Voices against the so-called ‘peace clause’ or ‘due restraint clause’ have risen as the WTO ninth ministerial conference (MC9) nears. The government, though, is also examining other clauses which allow it the freedom to offer those subsidies currently prohibited under global trading rules, a source involved in the talks told Business Standard on condition of anonymity.
 

Article 18.4 of the AoA stipulates: “Members shall give due consideration to the influence of excessive rates of inflation on the ability of any member to abide by its domestic support commitments.” It states the subsidy given by a country in a particular year will be calculated on the difference between the minimum support price (MSP) or administered price and the notified external reference (ERP) prevalent in 1986-88.

WHAT THE RULE BOOK SAYS
  • Article 18.4 of the Agreement on Agriculture under the WTO stipulates: “Members shall give due consideration to the influence of excessive rates of inflation on the ability of any member to abide by its domestic support commitments”
  • It states the subsidy given by a country in a particular year will be calculated on the difference between the minimum support price or administered price and the notified external reference prevalent in 1986-88

Anwarul Hoda, chair professor, ICRIER Trade Policy, said: “The MSP has increased by a little over 500 per cent since then, due to high rates of inflation. Originally, India notified its ERP in rupees but then changed to the dollar in subsequent notifications. Also, since 2003-2004, India has not been notifying its subsidies. So, it might be possible that unlike what is perceived, India has not breached the 10 per cent level (stipulated for this purpose).” Hoda was deputy director-general of WTO from 1993 to 1999.

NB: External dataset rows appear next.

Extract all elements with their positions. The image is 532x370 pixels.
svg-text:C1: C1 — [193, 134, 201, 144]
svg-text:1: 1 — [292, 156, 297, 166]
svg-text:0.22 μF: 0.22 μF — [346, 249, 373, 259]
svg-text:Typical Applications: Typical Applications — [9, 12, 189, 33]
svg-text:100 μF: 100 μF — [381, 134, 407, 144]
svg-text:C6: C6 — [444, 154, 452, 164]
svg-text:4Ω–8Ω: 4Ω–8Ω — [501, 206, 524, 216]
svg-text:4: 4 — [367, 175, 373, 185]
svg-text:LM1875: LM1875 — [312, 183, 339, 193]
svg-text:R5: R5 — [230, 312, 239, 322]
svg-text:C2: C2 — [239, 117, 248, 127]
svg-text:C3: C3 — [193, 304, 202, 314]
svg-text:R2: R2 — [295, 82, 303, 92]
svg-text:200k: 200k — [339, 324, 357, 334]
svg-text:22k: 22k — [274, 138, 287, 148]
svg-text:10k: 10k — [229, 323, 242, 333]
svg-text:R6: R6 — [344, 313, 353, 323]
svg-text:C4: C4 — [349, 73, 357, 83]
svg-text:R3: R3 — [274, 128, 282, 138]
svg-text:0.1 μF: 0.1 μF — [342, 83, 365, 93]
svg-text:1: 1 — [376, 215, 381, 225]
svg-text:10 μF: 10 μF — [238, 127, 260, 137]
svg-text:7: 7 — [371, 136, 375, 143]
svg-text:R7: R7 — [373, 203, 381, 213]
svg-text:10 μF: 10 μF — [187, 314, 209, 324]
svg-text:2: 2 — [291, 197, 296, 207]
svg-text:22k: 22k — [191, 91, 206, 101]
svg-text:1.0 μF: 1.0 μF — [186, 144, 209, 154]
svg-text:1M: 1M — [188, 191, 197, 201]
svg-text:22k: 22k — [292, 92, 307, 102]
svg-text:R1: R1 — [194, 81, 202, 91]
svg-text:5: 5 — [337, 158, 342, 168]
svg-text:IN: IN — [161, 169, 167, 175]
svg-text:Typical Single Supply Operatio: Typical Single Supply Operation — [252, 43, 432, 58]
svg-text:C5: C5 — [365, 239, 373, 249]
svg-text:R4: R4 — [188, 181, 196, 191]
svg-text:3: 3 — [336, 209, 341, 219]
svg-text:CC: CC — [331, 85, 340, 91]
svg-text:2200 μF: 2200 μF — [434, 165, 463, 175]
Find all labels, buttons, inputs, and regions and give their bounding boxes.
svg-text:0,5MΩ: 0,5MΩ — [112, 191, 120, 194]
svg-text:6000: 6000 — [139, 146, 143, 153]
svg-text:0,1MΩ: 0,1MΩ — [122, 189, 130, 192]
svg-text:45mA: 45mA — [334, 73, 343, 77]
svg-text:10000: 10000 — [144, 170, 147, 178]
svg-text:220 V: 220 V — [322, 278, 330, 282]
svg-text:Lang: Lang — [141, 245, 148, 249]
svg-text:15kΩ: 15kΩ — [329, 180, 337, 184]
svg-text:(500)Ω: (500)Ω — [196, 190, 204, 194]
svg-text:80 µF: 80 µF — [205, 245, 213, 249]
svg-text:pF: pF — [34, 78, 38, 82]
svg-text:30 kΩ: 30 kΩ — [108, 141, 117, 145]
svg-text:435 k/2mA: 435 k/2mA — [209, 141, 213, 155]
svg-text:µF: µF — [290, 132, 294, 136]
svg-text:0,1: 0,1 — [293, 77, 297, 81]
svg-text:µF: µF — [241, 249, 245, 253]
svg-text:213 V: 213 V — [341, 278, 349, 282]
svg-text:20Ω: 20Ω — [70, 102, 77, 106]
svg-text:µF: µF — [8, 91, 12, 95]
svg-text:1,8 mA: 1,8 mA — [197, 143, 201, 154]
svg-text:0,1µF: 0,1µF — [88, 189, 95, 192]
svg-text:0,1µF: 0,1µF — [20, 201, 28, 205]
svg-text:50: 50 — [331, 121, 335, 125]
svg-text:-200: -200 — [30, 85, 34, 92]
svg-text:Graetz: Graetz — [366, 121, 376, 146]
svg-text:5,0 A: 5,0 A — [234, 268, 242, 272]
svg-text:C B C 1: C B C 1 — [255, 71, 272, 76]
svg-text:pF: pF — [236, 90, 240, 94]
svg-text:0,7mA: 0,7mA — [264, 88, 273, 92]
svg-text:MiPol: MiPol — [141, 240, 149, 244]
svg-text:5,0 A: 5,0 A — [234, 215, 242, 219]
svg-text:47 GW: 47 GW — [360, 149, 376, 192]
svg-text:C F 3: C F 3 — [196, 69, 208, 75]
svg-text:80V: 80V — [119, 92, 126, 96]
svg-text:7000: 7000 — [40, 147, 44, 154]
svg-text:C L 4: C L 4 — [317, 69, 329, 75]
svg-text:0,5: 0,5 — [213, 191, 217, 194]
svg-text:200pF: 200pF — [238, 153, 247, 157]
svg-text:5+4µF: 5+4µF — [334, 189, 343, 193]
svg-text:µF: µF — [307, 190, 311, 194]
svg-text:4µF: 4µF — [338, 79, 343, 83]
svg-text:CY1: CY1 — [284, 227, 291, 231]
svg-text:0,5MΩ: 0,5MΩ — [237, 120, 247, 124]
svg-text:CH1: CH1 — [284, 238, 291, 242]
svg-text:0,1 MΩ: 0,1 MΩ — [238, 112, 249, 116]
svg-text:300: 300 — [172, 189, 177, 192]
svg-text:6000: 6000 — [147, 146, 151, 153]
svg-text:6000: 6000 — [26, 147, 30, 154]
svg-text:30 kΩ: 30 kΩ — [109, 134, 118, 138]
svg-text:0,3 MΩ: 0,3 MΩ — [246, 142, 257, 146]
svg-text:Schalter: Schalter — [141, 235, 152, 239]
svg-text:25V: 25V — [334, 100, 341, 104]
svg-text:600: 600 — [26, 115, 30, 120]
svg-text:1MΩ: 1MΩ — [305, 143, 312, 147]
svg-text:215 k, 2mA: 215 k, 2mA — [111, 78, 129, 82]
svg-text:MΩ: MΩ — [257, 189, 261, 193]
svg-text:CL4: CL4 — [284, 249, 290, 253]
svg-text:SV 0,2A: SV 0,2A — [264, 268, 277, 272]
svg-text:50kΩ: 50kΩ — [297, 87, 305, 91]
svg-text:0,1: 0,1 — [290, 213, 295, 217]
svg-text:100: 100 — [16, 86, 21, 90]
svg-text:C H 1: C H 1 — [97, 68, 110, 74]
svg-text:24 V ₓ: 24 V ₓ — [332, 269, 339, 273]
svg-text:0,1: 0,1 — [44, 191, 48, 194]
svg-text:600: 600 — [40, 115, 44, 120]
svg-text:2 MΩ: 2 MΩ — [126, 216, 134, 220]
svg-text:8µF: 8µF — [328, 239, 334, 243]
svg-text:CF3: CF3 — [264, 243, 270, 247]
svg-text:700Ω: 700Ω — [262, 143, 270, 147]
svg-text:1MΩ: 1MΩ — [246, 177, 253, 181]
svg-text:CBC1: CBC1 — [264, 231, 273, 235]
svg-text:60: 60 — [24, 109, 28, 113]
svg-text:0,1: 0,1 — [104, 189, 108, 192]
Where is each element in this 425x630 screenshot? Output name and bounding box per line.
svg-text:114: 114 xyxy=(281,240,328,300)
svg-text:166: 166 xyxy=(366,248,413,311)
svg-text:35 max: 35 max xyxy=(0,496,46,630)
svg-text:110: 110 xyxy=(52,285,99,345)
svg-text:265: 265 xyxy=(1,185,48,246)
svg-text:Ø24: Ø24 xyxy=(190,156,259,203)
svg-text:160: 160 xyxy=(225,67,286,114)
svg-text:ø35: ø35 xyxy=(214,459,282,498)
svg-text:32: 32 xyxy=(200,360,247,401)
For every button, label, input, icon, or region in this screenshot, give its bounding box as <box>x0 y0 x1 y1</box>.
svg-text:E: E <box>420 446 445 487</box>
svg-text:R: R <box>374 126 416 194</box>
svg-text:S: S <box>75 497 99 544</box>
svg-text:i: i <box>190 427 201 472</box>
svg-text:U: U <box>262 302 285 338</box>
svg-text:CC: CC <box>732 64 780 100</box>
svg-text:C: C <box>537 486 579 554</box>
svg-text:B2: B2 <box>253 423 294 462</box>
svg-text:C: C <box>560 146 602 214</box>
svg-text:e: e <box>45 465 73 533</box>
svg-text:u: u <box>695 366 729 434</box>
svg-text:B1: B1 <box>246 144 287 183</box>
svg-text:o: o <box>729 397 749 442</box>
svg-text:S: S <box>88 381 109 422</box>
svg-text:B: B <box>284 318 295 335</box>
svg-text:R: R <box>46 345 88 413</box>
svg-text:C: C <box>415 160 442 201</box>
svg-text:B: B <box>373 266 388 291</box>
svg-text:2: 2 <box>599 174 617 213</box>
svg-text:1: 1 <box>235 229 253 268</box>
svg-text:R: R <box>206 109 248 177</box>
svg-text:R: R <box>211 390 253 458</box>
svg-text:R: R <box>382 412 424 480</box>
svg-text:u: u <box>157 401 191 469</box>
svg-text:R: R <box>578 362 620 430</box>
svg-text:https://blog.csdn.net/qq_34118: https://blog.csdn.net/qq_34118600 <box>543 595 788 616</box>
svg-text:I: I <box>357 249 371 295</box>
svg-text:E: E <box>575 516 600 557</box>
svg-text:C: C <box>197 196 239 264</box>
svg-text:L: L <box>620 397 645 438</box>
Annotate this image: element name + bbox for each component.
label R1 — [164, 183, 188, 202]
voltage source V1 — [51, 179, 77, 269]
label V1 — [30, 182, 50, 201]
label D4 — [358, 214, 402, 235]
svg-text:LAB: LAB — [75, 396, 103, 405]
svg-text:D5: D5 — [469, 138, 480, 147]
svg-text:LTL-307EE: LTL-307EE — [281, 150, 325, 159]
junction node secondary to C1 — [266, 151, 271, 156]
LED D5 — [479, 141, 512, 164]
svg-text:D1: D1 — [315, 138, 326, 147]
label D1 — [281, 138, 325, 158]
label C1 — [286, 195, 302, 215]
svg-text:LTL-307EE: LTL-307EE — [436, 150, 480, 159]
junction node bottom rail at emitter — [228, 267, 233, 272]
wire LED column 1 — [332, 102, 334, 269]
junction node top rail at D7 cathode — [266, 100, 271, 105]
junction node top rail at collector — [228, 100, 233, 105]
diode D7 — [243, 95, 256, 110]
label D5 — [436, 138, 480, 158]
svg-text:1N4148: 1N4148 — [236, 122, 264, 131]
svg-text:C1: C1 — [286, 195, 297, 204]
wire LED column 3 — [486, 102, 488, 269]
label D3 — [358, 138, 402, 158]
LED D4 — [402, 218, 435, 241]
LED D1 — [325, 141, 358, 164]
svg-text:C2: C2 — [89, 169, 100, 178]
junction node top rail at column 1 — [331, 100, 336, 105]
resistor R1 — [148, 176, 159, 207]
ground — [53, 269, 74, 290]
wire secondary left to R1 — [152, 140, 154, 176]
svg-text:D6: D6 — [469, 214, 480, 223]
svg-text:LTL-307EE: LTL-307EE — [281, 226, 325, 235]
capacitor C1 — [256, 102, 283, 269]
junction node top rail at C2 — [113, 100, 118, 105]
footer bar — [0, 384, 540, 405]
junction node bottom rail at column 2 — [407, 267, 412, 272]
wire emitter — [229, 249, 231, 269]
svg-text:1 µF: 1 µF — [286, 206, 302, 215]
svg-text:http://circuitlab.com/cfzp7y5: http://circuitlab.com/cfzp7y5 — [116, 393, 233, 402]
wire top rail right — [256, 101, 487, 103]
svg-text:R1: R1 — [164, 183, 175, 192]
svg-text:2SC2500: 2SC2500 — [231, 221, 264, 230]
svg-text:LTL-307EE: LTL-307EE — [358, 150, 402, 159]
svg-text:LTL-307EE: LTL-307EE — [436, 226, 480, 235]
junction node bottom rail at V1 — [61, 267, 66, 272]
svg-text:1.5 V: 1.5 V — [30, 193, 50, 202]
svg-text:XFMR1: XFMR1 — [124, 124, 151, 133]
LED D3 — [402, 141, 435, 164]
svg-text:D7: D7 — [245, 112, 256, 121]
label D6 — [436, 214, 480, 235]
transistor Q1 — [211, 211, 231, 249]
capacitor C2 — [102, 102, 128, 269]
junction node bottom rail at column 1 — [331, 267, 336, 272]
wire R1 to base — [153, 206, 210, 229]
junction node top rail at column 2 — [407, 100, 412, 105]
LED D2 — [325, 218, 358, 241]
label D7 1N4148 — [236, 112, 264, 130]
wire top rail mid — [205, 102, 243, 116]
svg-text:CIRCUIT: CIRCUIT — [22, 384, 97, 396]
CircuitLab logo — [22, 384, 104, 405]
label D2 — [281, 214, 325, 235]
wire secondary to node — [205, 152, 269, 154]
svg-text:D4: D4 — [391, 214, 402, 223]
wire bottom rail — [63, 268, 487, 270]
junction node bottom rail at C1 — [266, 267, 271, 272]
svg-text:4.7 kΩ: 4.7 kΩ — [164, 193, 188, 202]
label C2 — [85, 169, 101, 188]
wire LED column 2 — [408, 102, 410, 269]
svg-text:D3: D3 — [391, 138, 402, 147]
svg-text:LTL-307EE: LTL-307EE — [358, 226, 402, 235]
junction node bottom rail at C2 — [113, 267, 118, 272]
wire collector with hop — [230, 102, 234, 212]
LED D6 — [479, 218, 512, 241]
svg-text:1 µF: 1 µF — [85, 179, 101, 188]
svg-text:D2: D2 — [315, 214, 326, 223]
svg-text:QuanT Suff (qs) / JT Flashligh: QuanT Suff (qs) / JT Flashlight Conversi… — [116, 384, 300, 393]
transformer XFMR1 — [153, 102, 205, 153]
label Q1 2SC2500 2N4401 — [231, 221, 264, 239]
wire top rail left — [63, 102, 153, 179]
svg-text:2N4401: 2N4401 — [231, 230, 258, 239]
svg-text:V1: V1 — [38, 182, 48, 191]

Pradeep Mehta of CUTS, a trade policy advocacy body, agrees. He thinks all the controversy surrounding the ‘Peace Clause’ is unnecessary when India can get a respite for its farmers within the existing rules.

Presently, developing countries can provide subsidies that are limited to 10 per cent of the production value under WTO norms. It is feared that India, China and Brazil are in danger of breaching this level. As a result, a sort of interim measure or a ‘peace clause’ is being worked out at the WTO headquarters of Geneva, to be discussed by all 159 member-countries during MC9.